FG politician opposed to drink-drive law failed to mention HIS court case
A FINE GAEL councillor who was critical of Transport Minister Shane Ross’s drink-driving policies on Prime Time this week had his own colourful brush with the law on the same issue, the Irish Mail on Sunday can reveal.
Cllr Michael Hegarty was one of a three-man panel who took part in a Prime Time special debate on the role of the rural pub in combating social isolation. It took place in McGrath’s pub, in Ballycotton, East Cork.
But at no point during the discussion did Cllr Hegarty mention his own drink-driving conviction which he successfully appealed in 2013.

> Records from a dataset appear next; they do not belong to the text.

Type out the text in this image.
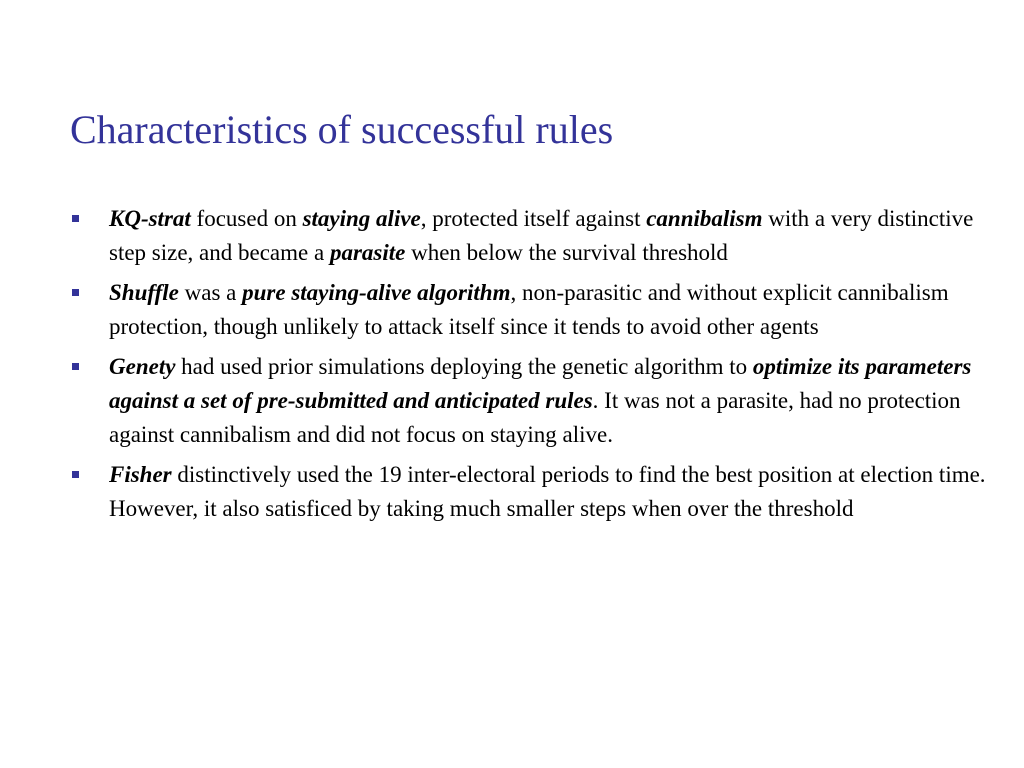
Characteristics of successful rules
KQ-strat focused on staying alive, protected itself against cannibalism with a very distinctive step size, and became a parasite when below the survival threshold
Shuffle was a pure staying-alive algorithm, non-parasitic and without explicit cannibalism protection, though unlikely to attack itself since it tends to avoid other agents
Genety had used prior simulations deploying the genetic algorithm to optimize its parameters against a set of pre-submitted and anticipated rules. It was not a parasite, had no protection against cannibalism and did not focus on staying alive.
Fisher distinctively used the 19 inter-electoral periods to find the best position at election time. However, it also satisficed by taking much smaller steps when over the threshold
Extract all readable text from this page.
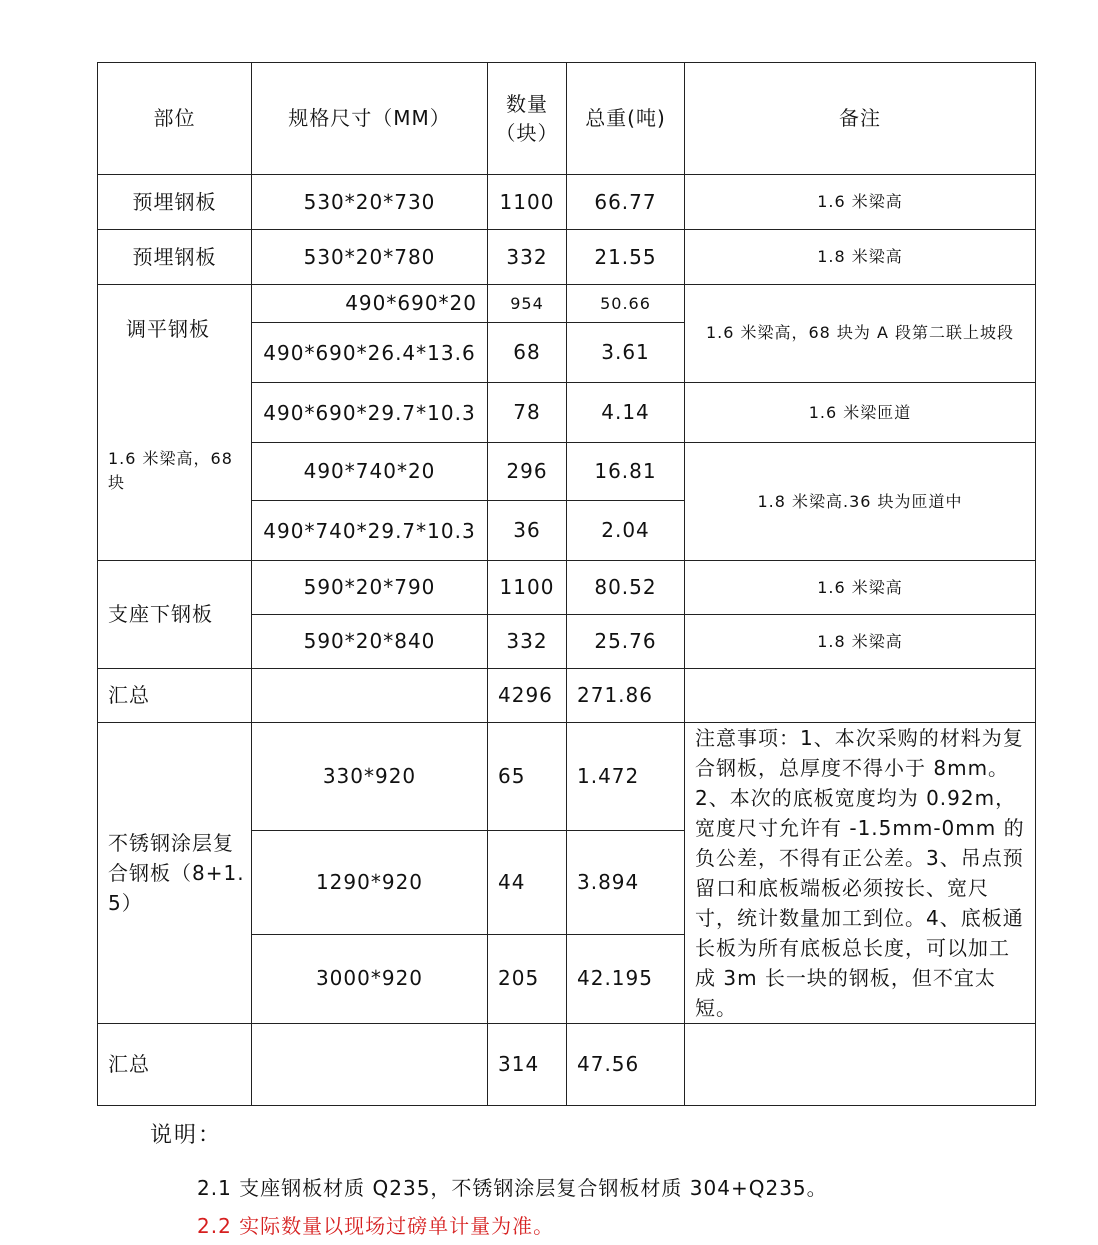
部位	规格尺寸（MM）	数量（块）	总重(吨)	备注
预埋钢板	530*20*730	1100	66.77	1.6 米梁高
预埋钢板	530*20*780	332	21.55	1.8 米梁高

调平钢板
1.6 米梁高，68 块	490*690*20	954	50.66	1.6 米梁高，68 块为 A 段第二联上坡段
	490*690*26.4*13.6	68	3.61	
	490*690*29.7*10.3	78	4.14	1.6 米梁匝道
	490*740*20	296	16.81	1.8 米梁高.36 块为匝道中
	490*740*29.7*10.3	36	2.04	
支座下钢板	590*20*790	1100	80.52	1.6 米梁高
	590*20*840	332	25.76	1.8 米梁高
汇总		4296	271.86	
不锈钢涂层复合钢板（8+1.5）	330*920	65	1.472	注意事项：1、本次采购的材料为复合钢板，总厚度不得小于 8mm。2、本次的底板宽度均为 0.92m，宽度尺寸允许有 -1.5mm-0mm 的负公差，不得有正公差。3、吊点预留口和底板端板必须按长、宽尺寸，统计数量加工到位。4、底板通长板为所有底板总长度，可以加工成 3m 长一块的钢板，但不宜太短。
	1290*920	44	3.894	
	3000*920	205	42.195	
汇总		314	47.56	
说明：
2.1 支座钢板材质 Q235，不锈钢涂层复合钢板材质 304+Q235。
2.2 实际数量以现场过磅单计量为准。
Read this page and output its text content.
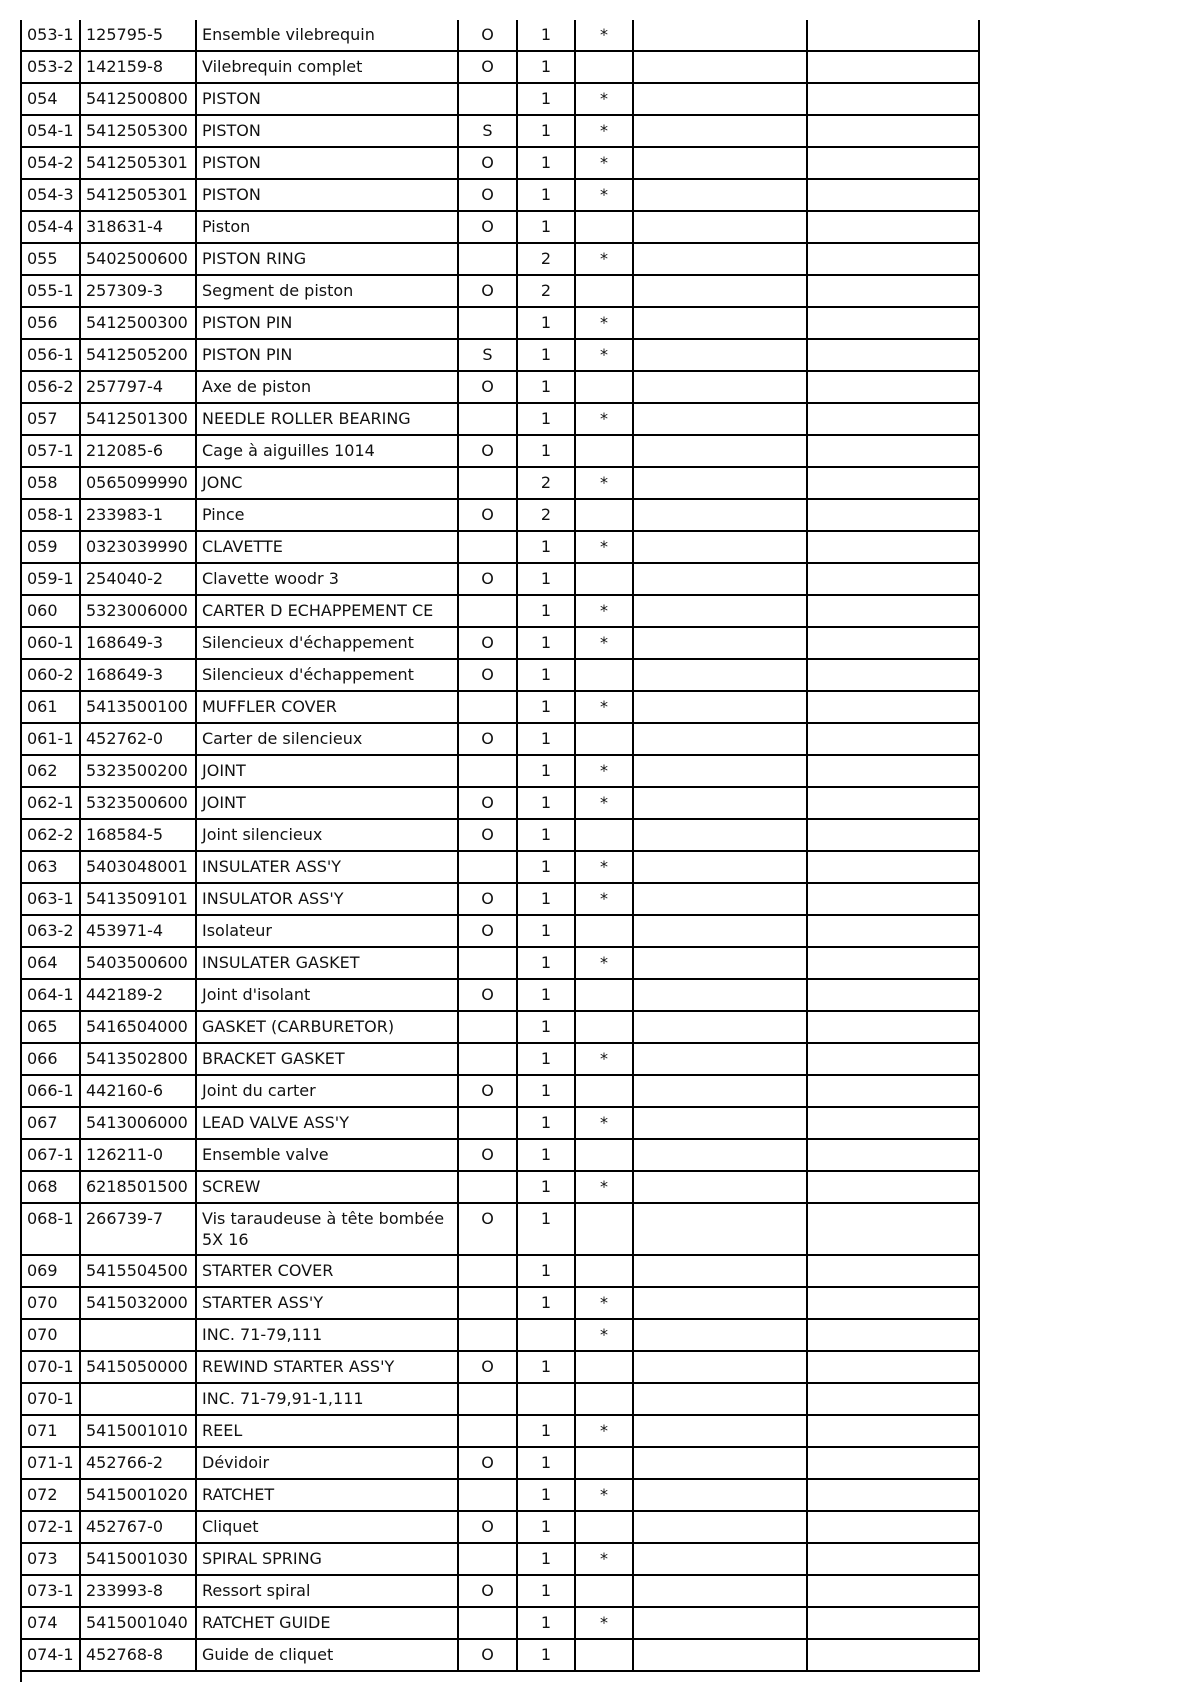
053-1	125795-5	Ensemble vilebrequin	O	1	*		
053-2	142159-8	Vilebrequin complet	O	1			
054	5412500800	PISTON		1	*		
054-1	5412505300	PISTON	S	1	*		
054-2	5412505301	PISTON	O	1	*		
054-3	5412505301	PISTON	O	1	*		
054-4	318631-4	Piston	O	1			
055	5402500600	PISTON RING		2	*		
055-1	257309-3	Segment de piston	O	2			
056	5412500300	PISTON PIN		1	*		
056-1	5412505200	PISTON PIN	S	1	*		
056-2	257797-4	Axe de piston	O	1			
057	5412501300	NEEDLE ROLLER BEARING		1	*		
057-1	212085-6	Cage à aiguilles 1014	O	1			
058	0565099990	JONC		2	*		
058-1	233983-1	Pince	O	2			
059	0323039990	CLAVETTE		1	*		
059-1	254040-2	Clavette woodr 3	O	1			
060	5323006000	CARTER D ECHAPPEMENT CE		1	*		
060-1	168649-3	Silencieux d'échappement	O	1	*		
060-2	168649-3	Silencieux d'échappement	O	1			
061	5413500100	MUFFLER COVER		1	*		
061-1	452762-0	Carter de silencieux	O	1			
062	5323500200	JOINT		1	*		
062-1	5323500600	JOINT	O	1	*		
062-2	168584-5	Joint silencieux	O	1			
063	5403048001	INSULATER ASS'Y		1	*		
063-1	5413509101	INSULATOR ASS'Y	O	1	*		
063-2	453971-4	Isolateur	O	1			
064	5403500600	INSULATER GASKET		1	*		
064-1	442189-2	Joint d'isolant	O	1			
065	5416504000	GASKET (CARBURETOR)		1			
066	5413502800	BRACKET GASKET		1	*		
066-1	442160-6	Joint du carter	O	1			
067	5413006000	LEAD VALVE ASS'Y		1	*		
067-1	126211-0	Ensemble valve	O	1			
068	6218501500	SCREW		1	*		
068-1	266739-7	Vis taraudeuse à tête bombée 5X 16	O	1			
069	5415504500	STARTER COVER		1			
070	5415032000	STARTER ASS'Y		1	*		
070		INC. 71-79,111			*		
070-1	5415050000	REWIND STARTER ASS'Y	O	1			
070-1		INC. 71-79,91-1,111					
071	5415001010	REEL		1	*		
071-1	452766-2	Dévidoir	O	1			
072	5415001020	RATCHET		1	*		
072-1	452767-0	Cliquet	O	1			
073	5415001030	SPIRAL SPRING		1	*		
073-1	233993-8	Ressort spiral	O	1			
074	5415001040	RATCHET GUIDE		1	*		
074-1	452768-8	Guide de cliquet	O	1			
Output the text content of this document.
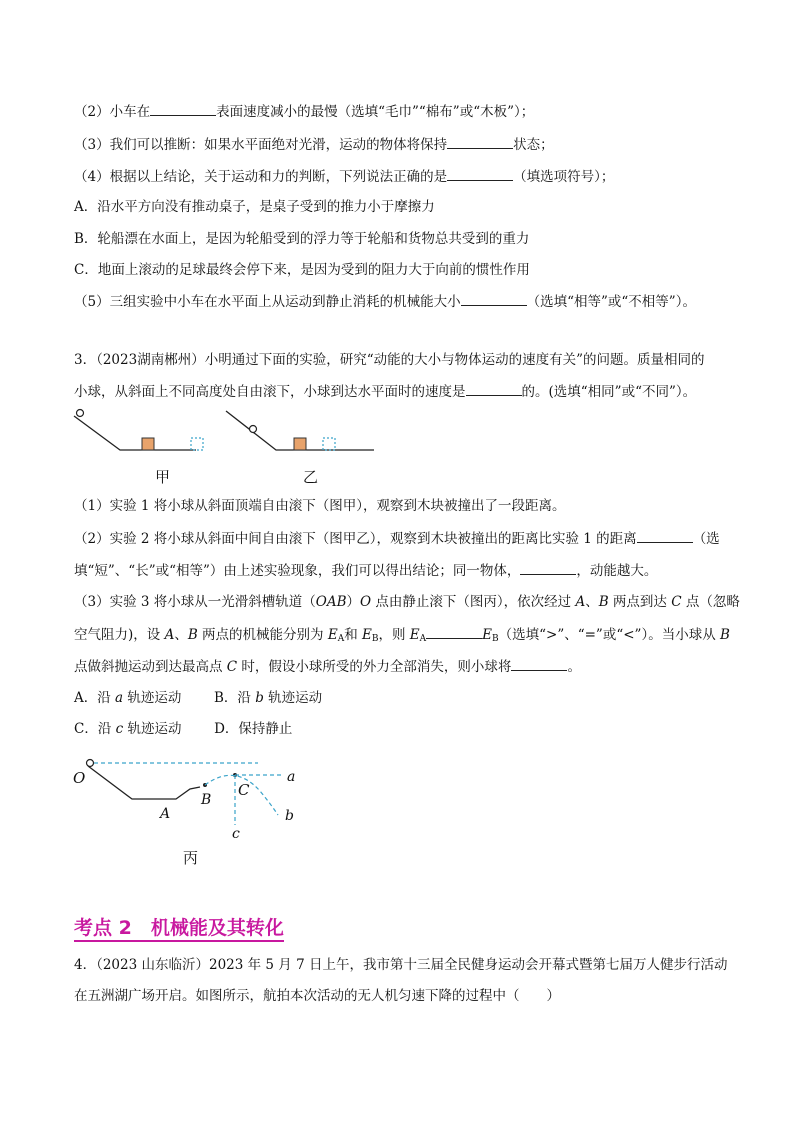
（2）小车在	表面速度减小的最慢（选填“毛巾”“棉布”或“木板”）；
（3）我们可以推断：如果水平面绝对光滑，运动的物体将保持	状态；
（4）根据以上结论，关于运动和力的判断，下列说法正确的是	（填选项符号）；
A．沿水平方向没有推动桌子，是桌子受到的推力小于摩擦力
B．轮船漂在水面上，是因为轮船受到的浮力等于轮船和货物总共受到的重力
C．地面上滚动的足球最终会停下来，是因为受到的阻力大于向前的惯性作用
（5）三组实验中小车在水平面上从运动到静止消耗的机械能大小	（选填“相等”或“不相等”）。
3．（2023湖南郴州）小明通过下面的实验，研究“动能的大小与物体运动的速度有关”的问题。质量相同的
小球，从斜面上不同高度处自由滚下，小球到达水平面时的速度是	的。(选填“相同”或“不同”）。
甲	乙
（1）实验 1 将小球从斜面顶端自由滚下（图甲），观察到木块被撞出了一段距离。
（2）实验 2 将小球从斜面中间自由滚下（图甲乙），观察到木块被撞出的距离比实验 1 的距离	（选
填“短”、“长”或“相等”）由上述实验现象，我们可以得出结论；同一物体，	，动能越大。
（3）实验 3 将小球从一光滑斜槽轨道（OAB）O 点由静止滚下（图丙），依次经过 A、B 两点到达 C 点（忽略
空气阻力)，设 A、B 两点的机械能分别为 $E_A$和 $E_B$，则 $E_A$	$E_B$（选填“>”、“=”或“<”）。当小球从 B
点做斜抛运动到达最高点 C 时，假设小球所受的外力全部消失，则小球将	。
A．沿 a 轨迹运动 B．沿 b 轨迹运动
C．沿 c 轨迹运动 D．保持静止
O
A
B
C
a
b
c
丙
考点 2　机械能及其转化
4．（2023 山东临沂）2023 年 5 月 7 日上午，我市第十三届全民健身运动会开幕式暨第七届万人健步行活动
在五洲湖广场开启。如图所示，航拍本次活动的无人机匀速下降的过程中（　　）
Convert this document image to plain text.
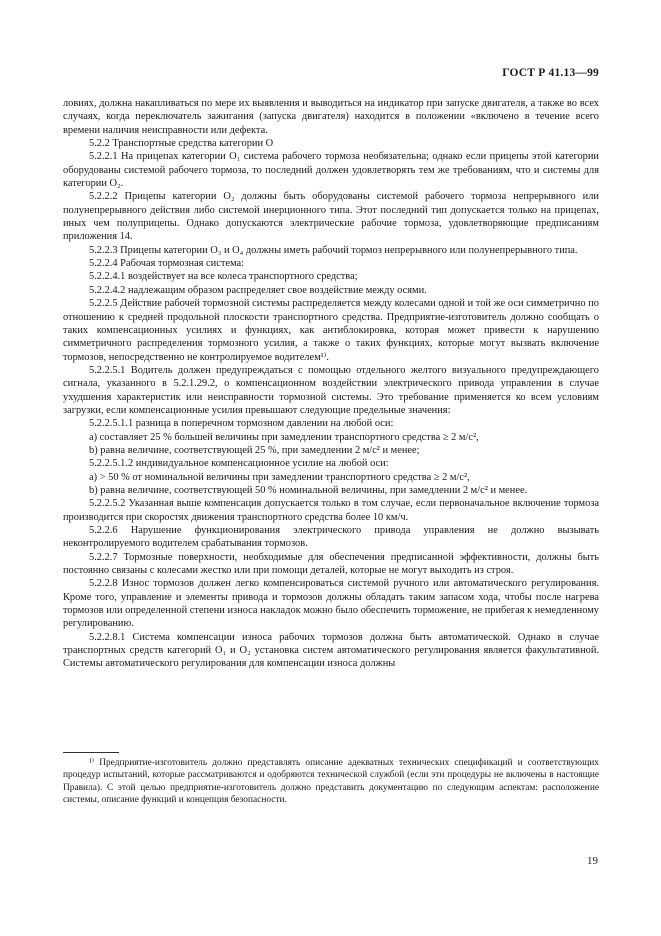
ГОСТ Р 41.13—99

ловиях, должна накапливаться по мере их выявления и выводиться на индикатор при запуске двигателя, а также во всех случаях, когда переключатель зажигания (запуска двигателя) находится в положении «включено в течение всего времени наличия неисправности или дефекта.

5.2.2 Транспортные средства категории O

5.2.2.1 На прицепах категории O₁ система рабочего тормоза необязательна; однако если прицепы этой категории оборудованы системой рабочего тормоза, то последний должен удовлетворять тем же требованиям, что и системы для категории O₂.

5.2.2.2 Прицепы категории O₂ должны быть оборудованы системой рабочего тормоза непрерывного или полунепрерывного действия либо системой инерционного типа. Этот последний тип допускается только на прицепах, иных чем полуприцепы. Однако допускаются электрические рабочие тормоза, удовлетворяющие предписаниям приложения 14.

5.2.2.3 Прицепы категории O₃ и O₄ должны иметь рабочий тормоз непрерывного или полунепрерывного типа.

5.2.2.4 Рабочая тормозная система:

5.2.2.4.1 воздействует на все колеса транспортного средства;

5.2.2.4.2 надлежащим образом распределяет свое воздействие между осями.

5.2.2.5 Действие рабочей тормозной системы распределяется между колесами одной и той же оси симметрично по отношению к средней продольной плоскости транспортного средства. Предприятие-изготовитель должно сообщать о таких компенсационных усилиях и функциях, как антиблокировка, которая может привести к нарушению симметричного распределения тормозного усилия, а также о таких функциях, которые могут вызвать включение тормозов, непосредственно не контролируемое водителем¹⁾.

5.2.2.5.1 Водитель должен предупреждаться с помощью отдельного желтого визуального предупреждающего сигнала, указанного в 5.2.1.29.2, о компенсационном воздействии электрического привода управления в случае ухудшения характеристик или неисправности тормозной системы. Это требование применяется ко всем условиям загрузки, если компенсационные усилия превышают следующие предельные значения:

5.2.2.5.1.1 разница в поперечном тормозном давлении на любой оси:

a) составляет 25 % большей величины при замедлении транспортного средства ≥ 2 м/с²,

b) равна величине, соответствующей 25 %, при замедлении 2 м/с² и менее;

5.2.2.5.1.2 индивидуальное компенсационное усилие на любой оси:

a) > 50 % от номинальной величины при замедлении транспортного средства ≥ 2 м/с²,

b) равна величине, соответствующей 50 % номинальной величины, при замедлении 2 м/с² и менее.

5.2.2.5.2 Указанная выше компенсация допускается только в том случае, если первоначальное включение тормоза производится при скоростях движения транспортного средства более 10 км/ч.

5.2.2.6 Нарушение функционирования электрического привода управления не должно вызывать неконтролируемого водителем срабатывания тормозов.

5.2.2.7 Тормозные поверхности, необходимые для обеспечения предписанной эффективности, должны быть постоянно связаны с колесами жестко или при помощи деталей, которые не могут выходить из строя.

5.2.2.8 Износ тормозов должен легко компенсироваться системой ручного или автоматического регулирования. Кроме того, управление и элементы привода и тормозов должны обладать таким запасом хода, чтобы после нагрева тормозов или определенной степени износа накладок можно было обеспечить торможение, не прибегая к немедленному регулированию.

5.2.2.8.1 Система компенсации износа рабочих тормозов должна быть автоматической. Однако в случае транспортных средств категорий O₁ и O₂ установка систем автоматического регулирования является факультативной. Системы автоматического регулирования для компенсации износа должны

¹⁾ Предприятие-изготовитель должно представлять описание адекватных технических спецификаций и соответствующих процедур испытаний, которые рассматриваются и одобряются технической службой (если эти процедуры не включены в настоящие Правила). С этой целью предприятие-изготовитель должно представить документацию по следующим аспектам: расположение системы, описание функций и концепция безопасности.

19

During the high-profile case five years ago, the court heard that Mr Hegarty was found to be two times over the driving limit after he sped away from a Garda checkpoint on August 21, 2012. He then abandoned his car at a churchyard, ran off and hid in a bush. After Mr Hegarty emerged from the bush Garda Cillian Barry said he replied: ‘I just panicked – I had a few drinks.’ The Garda testified in court that he detected a smell of alcohol and slurred speech from Mr Hegarty who asked gardaí to move his car as he was a local representative and he would be embarrassed if his constituents saw the vehicle.
He was convicted in Youghal District Court but Mr Hegarty brought a challenge against his conviction to Cork Circuit Criminal Court on the basis he had been unlawfully detained by pursuing gardaí during the incident. He won the appeal and the conviction was overturned.
When contacted by the MoS this week, Cllr Hegarty, who is a former chairman of Cork County Council’s Joint Policing Committee, said: ‘It was a slip that I regret but I have moved on.’ A friend added: ‘It’s important to note he was cleared; he is genuinely regretful and he does wish it didn’t happen. ’
During the Prime Time debate, Cllr Hegarty was speaking on the issue of rural transport and he criticised Shane Ross’s legislation to clamp down on drink drivers. The councillor said that ‘where Shane Ross resides, if he falls out of his own door, he has a bus or a Luas, a taxi, a hackney or even a rickshaw’ to bring him home.
And he claimed that when it came to providing transport such as hackneys ‘there is an onus on Minister Ross to make a grant available to incentivise people’ to provide such a service.
Cllr Hegarty then added: ‘Any of us cannot condone drink-driving or whatever, but when this legislation was introduced there was no thought or consideration given to rural areas to see how they would survive.’
Meanwhile, red-faced bosses at RTÉ have confirmed that they had not been aware of Mr Hegarty’s previous drink-driving difficulties. A spokesperson said: ‘While we were aware that the issue of the recent changes to drink-driving legislation would come up in our discussion, the intended focus was on how alternative means of transport to the private car might be provided in rural areas, since – however much some politicians might desire it – there seems to be no realistic chance of the recent changes to drink-driving legislation being reversed.
‘The Prime Time team was not aware of the court case brought to our attention by the Irish Mail on Sunday.’
However, the station said that the conviction ‘was, as also revealed by you, successfully appealed. Therefore, no conviction now exists’.
They added: ‘Given those circumstances we would not have questioned the panellist in relation to it, had we been aware of the case.’
One minister, speaking off the record, admitted: ‘It does appear strange that Ross is traduced by an individual who, to put it mildly, had questions to answer. Those questions should have been asked, or at least known about.’